Eastern shore lawmakers battle bill that could hurt commercial watermen

ANNAPOLIS, Md. – “There aren’t many bills that come along here that end industries as we know it. This happens to be one, “said Delegate Chris Adams (R- District 37B).

Adams says it’s simply a waiting game at this point. To see if lawmakers will pass a piece of legislation that would make five oyster sanctuaries off-limits to watermen.

“It ends what I believe is quintessential to the Eastern shore.”

House Bill 298, introduced by Delegate Michale Busch, would turn Harris Creek, the
Little Choptank River, the Tred Avon River, the St. Mary’s River, and the Manokin River into permanent oyster sanctuaries.
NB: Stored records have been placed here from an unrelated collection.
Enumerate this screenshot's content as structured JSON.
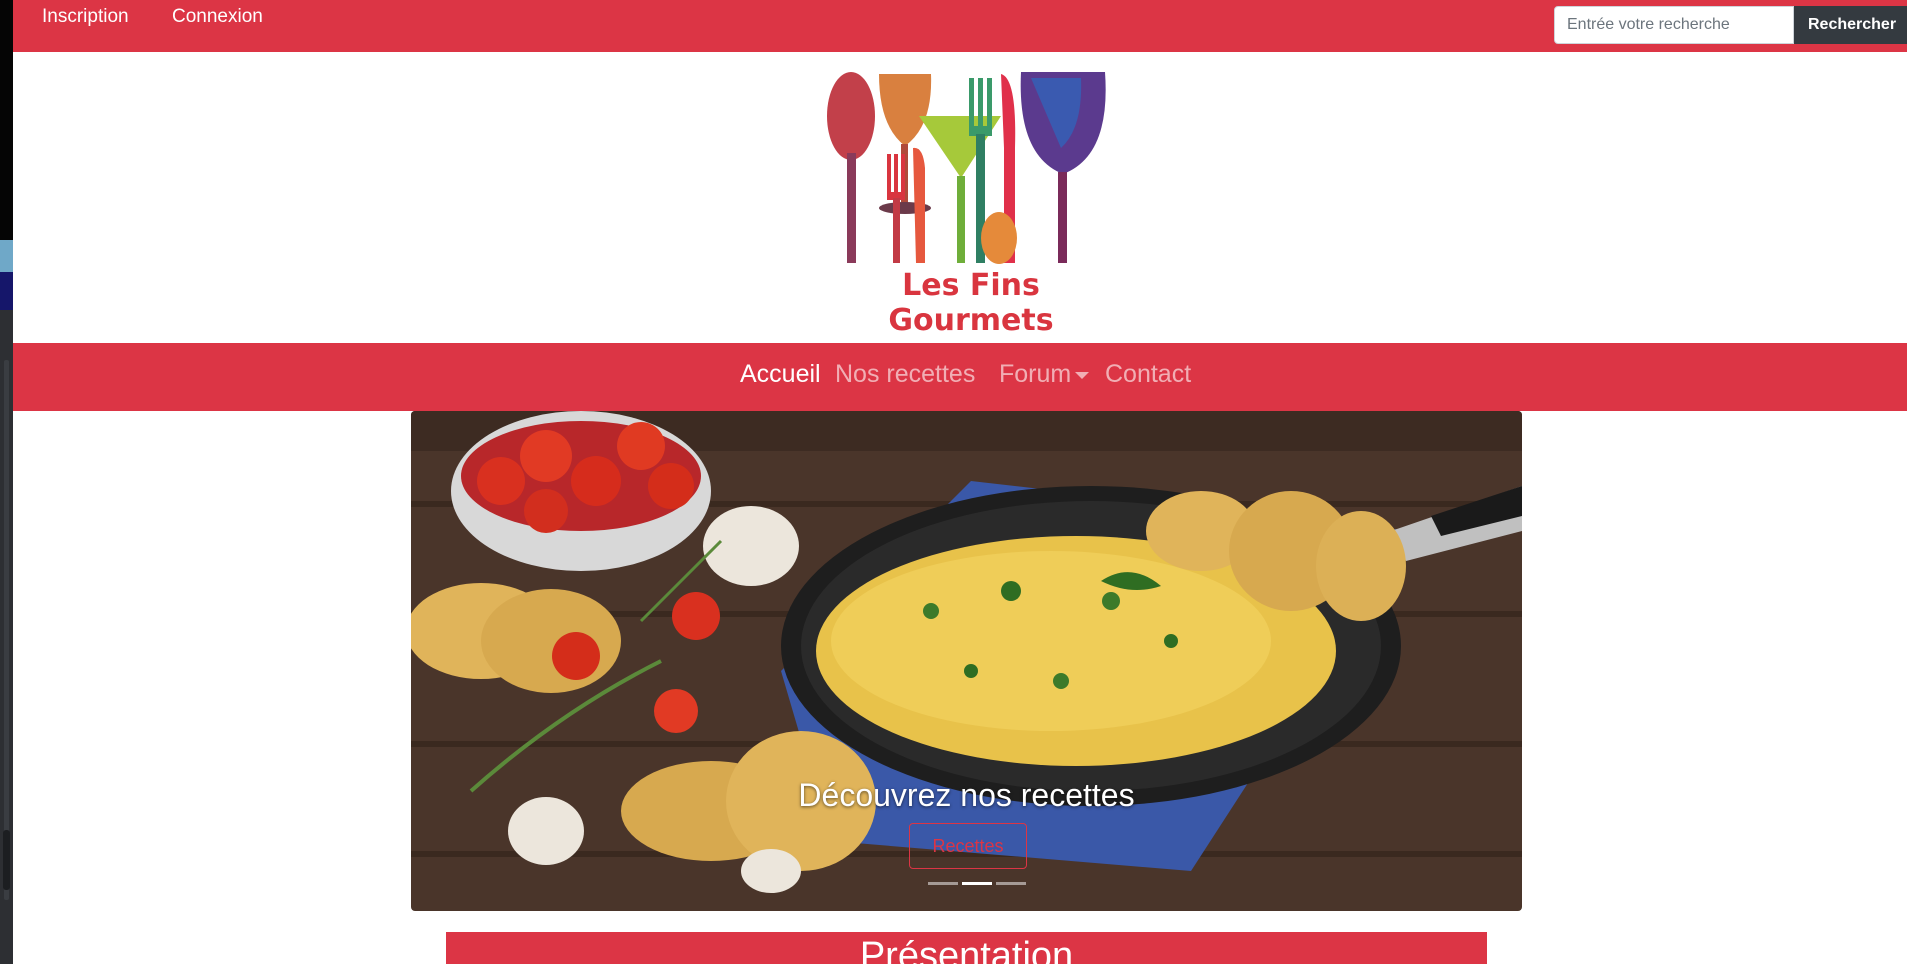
{
  "topbar": {
    "links": [
      "Inscription",
      "Connexion"
    ],
    "search": {
      "placeholder": "Entrée votre recherche",
      "button": "Rechercher"
    }
  },
  "brand": {
    "name": "Les Fins Gourmets"
  },
  "nav": {
    "items": [
      {
        "label": "Accueil",
        "active": true
      },
      {
        "label": "Nos recettes"
      },
      {
        "label": "Forum",
        "dropdown": true
      },
      {
        "label": "Contact"
      }
    ]
  },
  "carousel": {
    "caption": "Découvrez nos recettes",
    "button": "Recettes",
    "slides": 3,
    "active_slide": 2
  },
  "presentation": {
    "title": "Présentation"
  },
  "colors": {
    "primary": "#dc3545",
    "dark": "#343a40"
  }
}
Which means watermen couldn’t catch or harvest in these areas.

“They are some of the best known areas for the industry so it’s a point of a lot of contention,” said Delegate Johnny Mautz (R-District 37B).

Local watermen we spoke with say they’re outraged by the proposal.
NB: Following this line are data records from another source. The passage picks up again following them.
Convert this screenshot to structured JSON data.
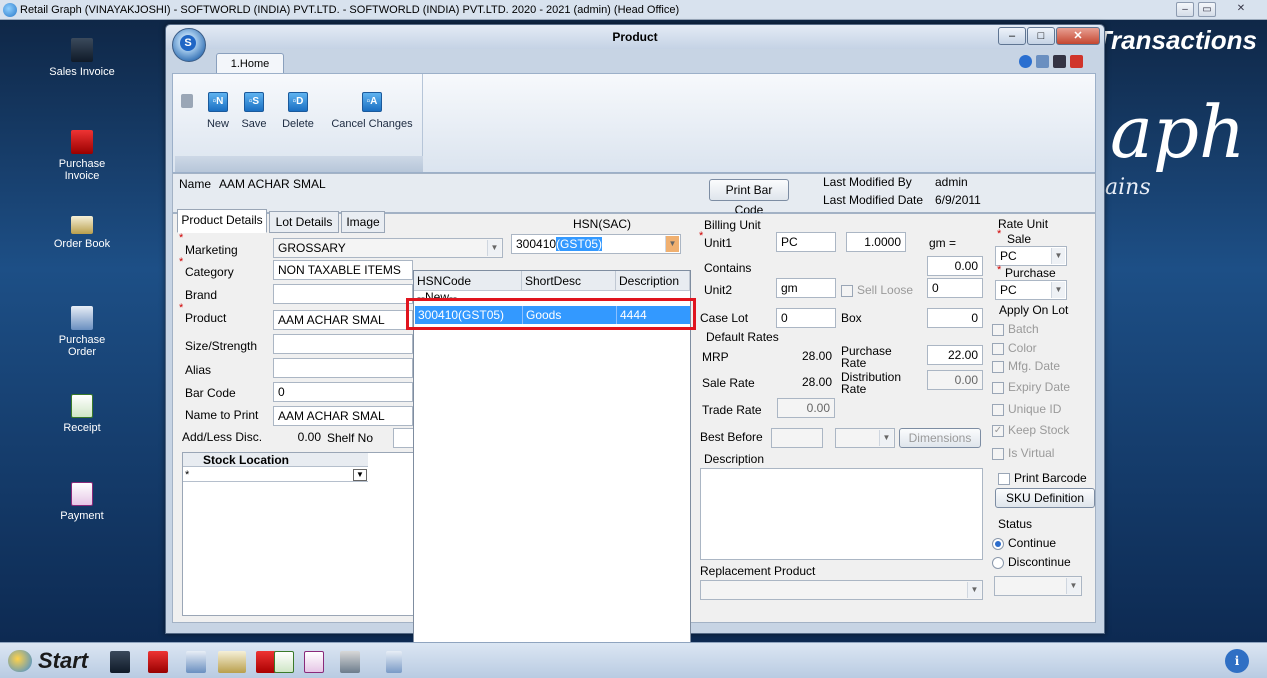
{
  "app": {
    "title": "Retail Graph (VINAYAKJOSHI) - SOFTWORLD (INDIA) PVT.LTD. - SOFTWORLD (INDIA) PVT.LTD.  2020 - 2021 (admin) (Head Office)",
    "controls": {
      "minimize": "–",
      "restore": "▭",
      "close": "✕"
    }
  },
  "desktop": {
    "icons": [
      {
        "label": "Sales Invoice"
      },
      {
        "label": "Purchase\nInvoice"
      },
      {
        "label": "Order Book"
      },
      {
        "label": "Purchase\nOrder"
      },
      {
        "label": "Receipt"
      },
      {
        "label": "Payment"
      }
    ],
    "brand_transactions": "Transactions",
    "brand_graph": "aph",
    "brand_chains": "ains"
  },
  "taskbar": {
    "start_label": "Start",
    "info_glyph": "i"
  },
  "window": {
    "title": "Product",
    "orb_letter": "S",
    "home_tab": "1.Home",
    "ribbon": {
      "new_label": "New",
      "new_glyph": "▫N",
      "save_label": "Save",
      "save_glyph": "▫S",
      "delete_label": "Delete",
      "delete_glyph": "▫D",
      "cancel_label": "Cancel Changes",
      "cancel_glyph": "▫A"
    },
    "namebar": {
      "name_label": "Name",
      "name_value": "AAM ACHAR SMAL",
      "print_barcode": "Print Bar Code",
      "last_modified_by_label": "Last Modified By",
      "last_modified_by_value": "admin",
      "last_modified_date_label": "Last Modified Date",
      "last_modified_date_value": "6/9/2011"
    },
    "tabs": [
      "Product Details",
      "Lot Details",
      "Image"
    ]
  },
  "form": {
    "marketing_label": "Marketing",
    "marketing_value": "GROSSARY",
    "category_label": "Category",
    "category_value": "NON TAXABLE ITEMS",
    "brand_label": "Brand",
    "brand_value": "",
    "product_label": "Product",
    "product_value": "AAM ACHAR SMAL",
    "size_label": "Size/Strength",
    "size_value": "",
    "alias_label": "Alias",
    "alias_value": "",
    "barcode_label": "Bar Code",
    "barcode_value": "0",
    "nametoprint_label": "Name to Print",
    "nametoprint_value": "AAM ACHAR SMAL",
    "addless_label": "Add/Less Disc.",
    "addless_value": "0.00",
    "shelfno_label": "Shelf No",
    "shelfno_value": "",
    "stock_location_header": "Stock Location",
    "hsn_label": "HSN(SAC)",
    "hsn_value_prefix": "300410",
    "hsn_value_selected": "(GST05)"
  },
  "billing": {
    "group_title": "Billing Unit",
    "unit1_label": "Unit1",
    "unit1_value": "PC",
    "unit1_factor": "1.0000",
    "gm_label": "gm =",
    "contains_label": "Contains",
    "contains_value": "0.00",
    "unit2_label": "Unit2",
    "unit2_value": "gm",
    "sell_loose_label": "Sell Loose",
    "sell_loose_value": "0",
    "caselot_label": "Case Lot",
    "caselot_value": "0",
    "box_label": "Box",
    "box_value": "0",
    "default_rates_title": "Default Rates",
    "mrp_label": "MRP",
    "mrp_value": "28.00",
    "purchase_rate_label": "Purchase\nRate",
    "purchase_rate_value": "22.00",
    "sale_rate_label": "Sale Rate",
    "sale_rate_value": "28.00",
    "distribution_rate_label": "Distribution\nRate",
    "distribution_rate_value": "0.00",
    "trade_rate_label": "Trade Rate",
    "trade_rate_value": "0.00",
    "best_before_label": "Best Before",
    "dimensions_label": "Dimensions",
    "description_label": "Description",
    "replacement_label": "Replacement Product"
  },
  "rate_unit": {
    "group_title": "Rate Unit",
    "sale_label": "Sale",
    "sale_value": "PC",
    "purchase_label": "Purchase",
    "purchase_value": "PC",
    "apply_on_lot_title": "Apply On Lot",
    "options": [
      "Batch",
      "Color",
      "Mfg. Date",
      "Expiry Date",
      "Unique ID",
      "Keep Stock",
      "Is Virtual"
    ],
    "print_barcode_label": "Print Barcode",
    "sku_button": "SKU Definition",
    "status_title": "Status",
    "status_continue": "Continue",
    "status_discontinue": "Discontinue"
  },
  "hsn_popup": {
    "columns": [
      "HSNCode",
      "ShortDesc",
      "Description"
    ],
    "new_row": "--New--",
    "selected_row": {
      "code": "300410(GST05)",
      "short": "Goods",
      "desc": "4444"
    }
  }
}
“The problem is they’re picking on the weakest link in the chain and that is the commercial harvester,” said Watermen Association President Robert T. Brown.
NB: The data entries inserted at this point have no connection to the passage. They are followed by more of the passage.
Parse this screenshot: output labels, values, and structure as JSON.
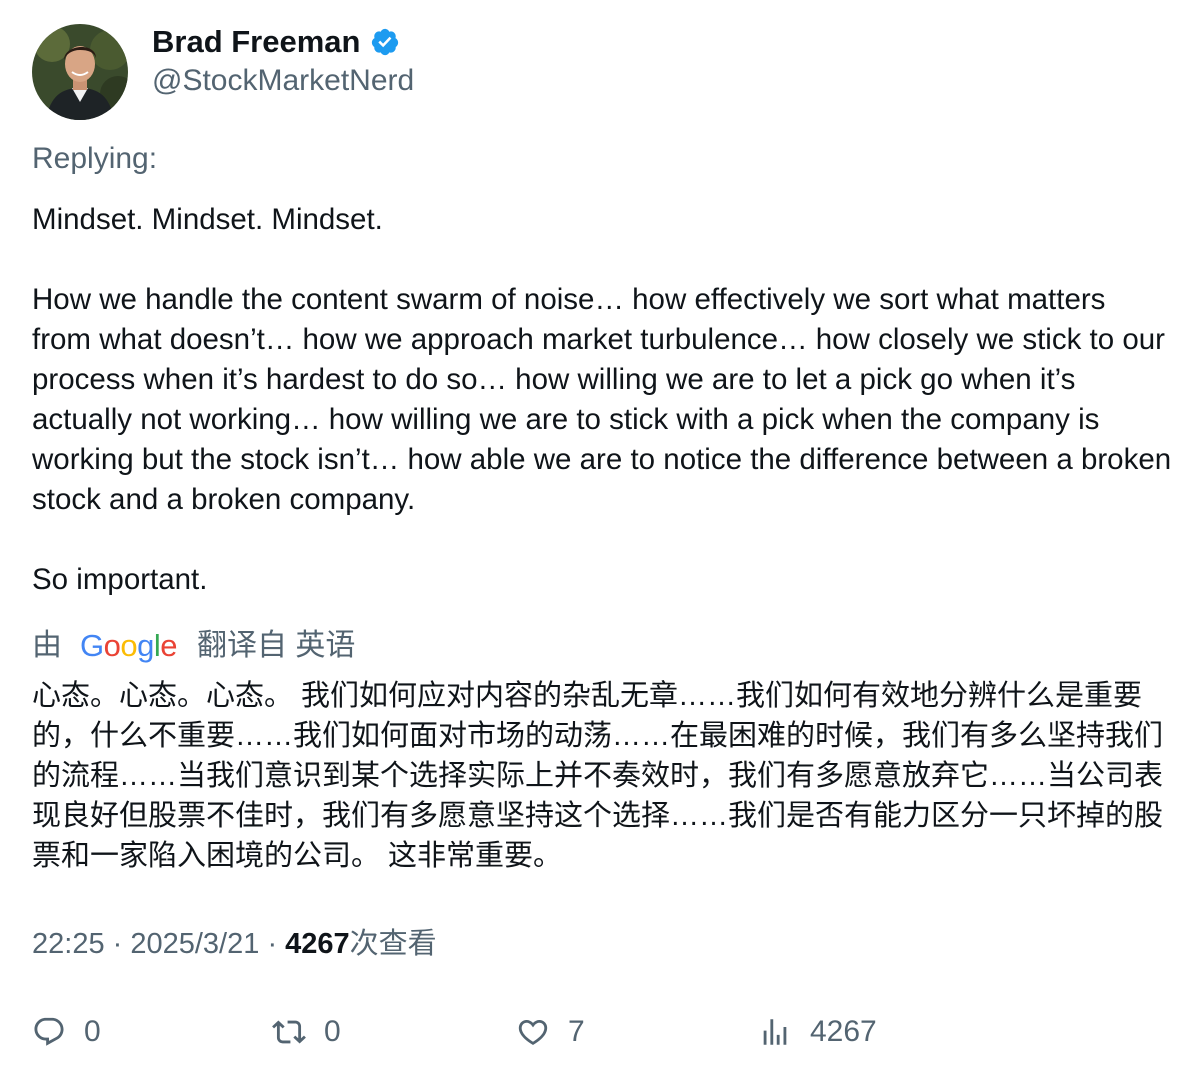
{
  "author": {
    "name": "Brad Freeman",
    "handle": "@StockMarketNerd",
    "verified": true,
    "avatar_icon": "profile-photo"
  },
  "replying_label": "Replying:",
  "tweet": {
    "paragraphs": [
      "Mindset. Mindset. Mindset.",
      "How we handle the content swarm of noise… how effectively we sort what matters from what doesn’t… how we approach market turbulence… how closely we stick to our process when it’s hardest to do so… how willing we are to let a pick go when it’s actually not working… how willing we are to stick with a pick when the company is working but the stock isn’t… how able we are to notice the difference between a broken stock and a broken company.",
      "So important."
    ]
  },
  "translation": {
    "by_label": "由",
    "provider": "Google",
    "from_label": "翻译自 英语",
    "text": "心态。心态。心态。 我们如何应对内容的杂乱无章……我们如何有效地分辨什么是重要的，什么不重要……我们如何面对市场的动荡……在最困难的时候，我们有多么坚持我们的流程……当我们意识到某个选择实际上并不奏效时，我们有多愿意放弃它……当公司表现良好但股票不佳时，我们有多愿意坚持这个选择……我们是否有能力区分一只坏掉的股票和一家陷入困境的公司。 这非常重要。"
  },
  "meta": {
    "time": "22:25",
    "separator": "·",
    "date": "2025/3/21",
    "views_count": "4267",
    "views_label": "次查看"
  },
  "actions": {
    "reply": {
      "icon": "reply-icon",
      "count": "0"
    },
    "retweet": {
      "icon": "retweet-icon",
      "count": "0"
    },
    "like": {
      "icon": "heart-icon",
      "count": "7"
    },
    "views": {
      "icon": "analytics-icon",
      "count": "4267"
    }
  },
  "colors": {
    "text_primary": "#0f1419",
    "text_secondary": "#536471",
    "verified_blue": "#1d9bf0"
  }
}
Supporters of the bill say that it would continue efforts to restore five of the tributaries back to their original levels of oysters. But others argue that there has to be another way to go about this. Without hurting those who depend on these resources the most.

“In Virginia, they have sanctuaries, but they rotate those sanctuaries. So you can harvest them. There is a proper way to manage oysters in the sanctuary, unfortunately most of us feel a permanent sanctuary is not the way to go,” Mautz explained.

As for how lawmakers will proceed if this bill moves forward?

“We’re going to have some issues to deal with as far as managing those sanctuaries and addressing the new barriers for our industry,” said Mautz.